How do I check if my profile is indexed?

The fastest check is the site: search above: type site: plus your web address into Google and see if your profile comes back. If it does, you're indexed.

For a definite answer on a single page, Google offers a free tool called the URL Inspection tool inside Google Search Console. You paste in a page's web address and it tells you whether that exact page is indexed, and why if it isn't. That's a Google tool, not a NoTrouble one, so you'll sign in and work in their dashboard. For most people, the site: search is enough.

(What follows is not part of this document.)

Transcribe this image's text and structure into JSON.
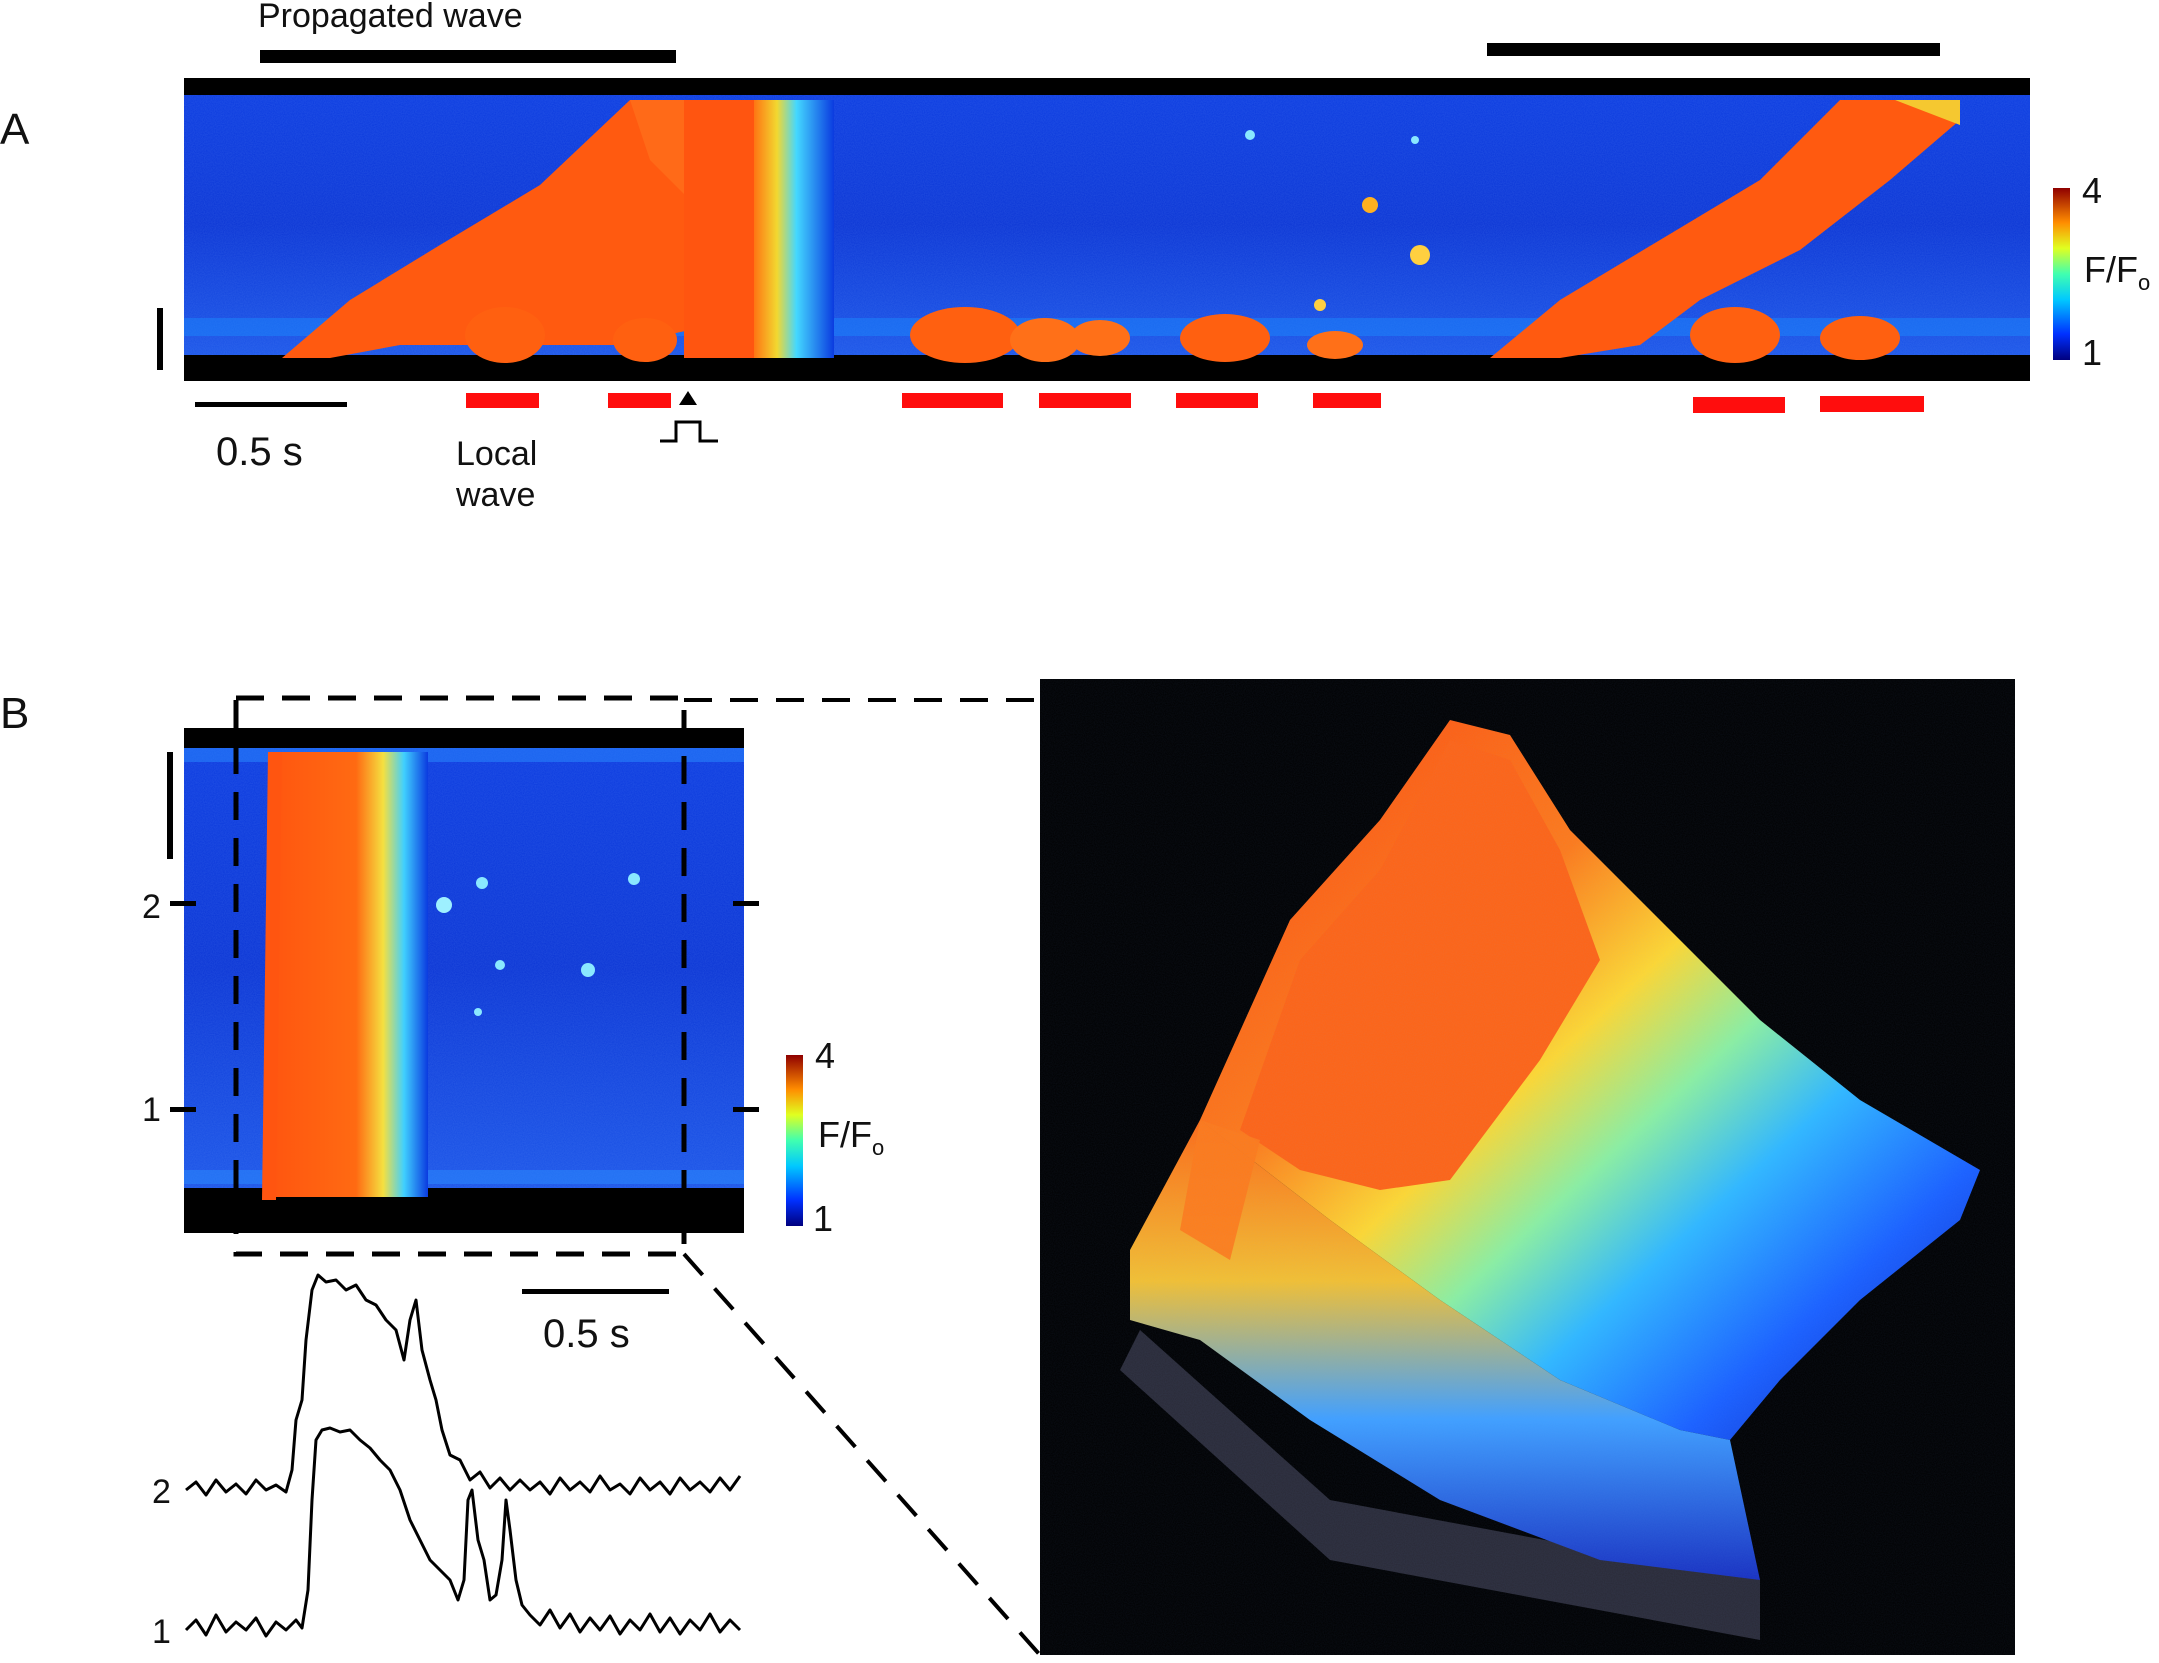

I turned indexing on but I'm still not in Google

First, take a breath. New pages often take a week or more to show up, so a fresh profile not appearing yet is normal, not broken. Once it's been longer than that, run through these in order:

  • Your profile isn't published. Open your profile settings, find the Visibility & Features card, and confirm Published is on. A profile that isn't published can't be listed no matter what.
  • The Search Engines toggle slipped off. In that same card, confirm Search Engines is on and that you selected Save changes after.
  • The change is brand new. If you turned Search Engines on recently, Google hasn't re-visited your page to notice. This is the most common reason, and time is the only fix.
  • You searched too broadly. Search your exact name or handle, or use the site: check above. For a general phrase, you're competing with the whole web.
  • You changed your handle. Your web address is built from your handle. If you changed it, the old address stopped working, and Google needs time to catch up to the new one.

Why isn't my whole profile in search, only the main page?

This is normal, and nothing's wrong. We list your published sections and posts in your sitemap. Google indexes pages on its own timeline, though, and it decides which ones to include. Your main profile page usually shows up first. Deeper pages can follow over the days and weeks after, and Google may skip a few. Keeping each section and post published, with a clear title and real text, gives them the best shot.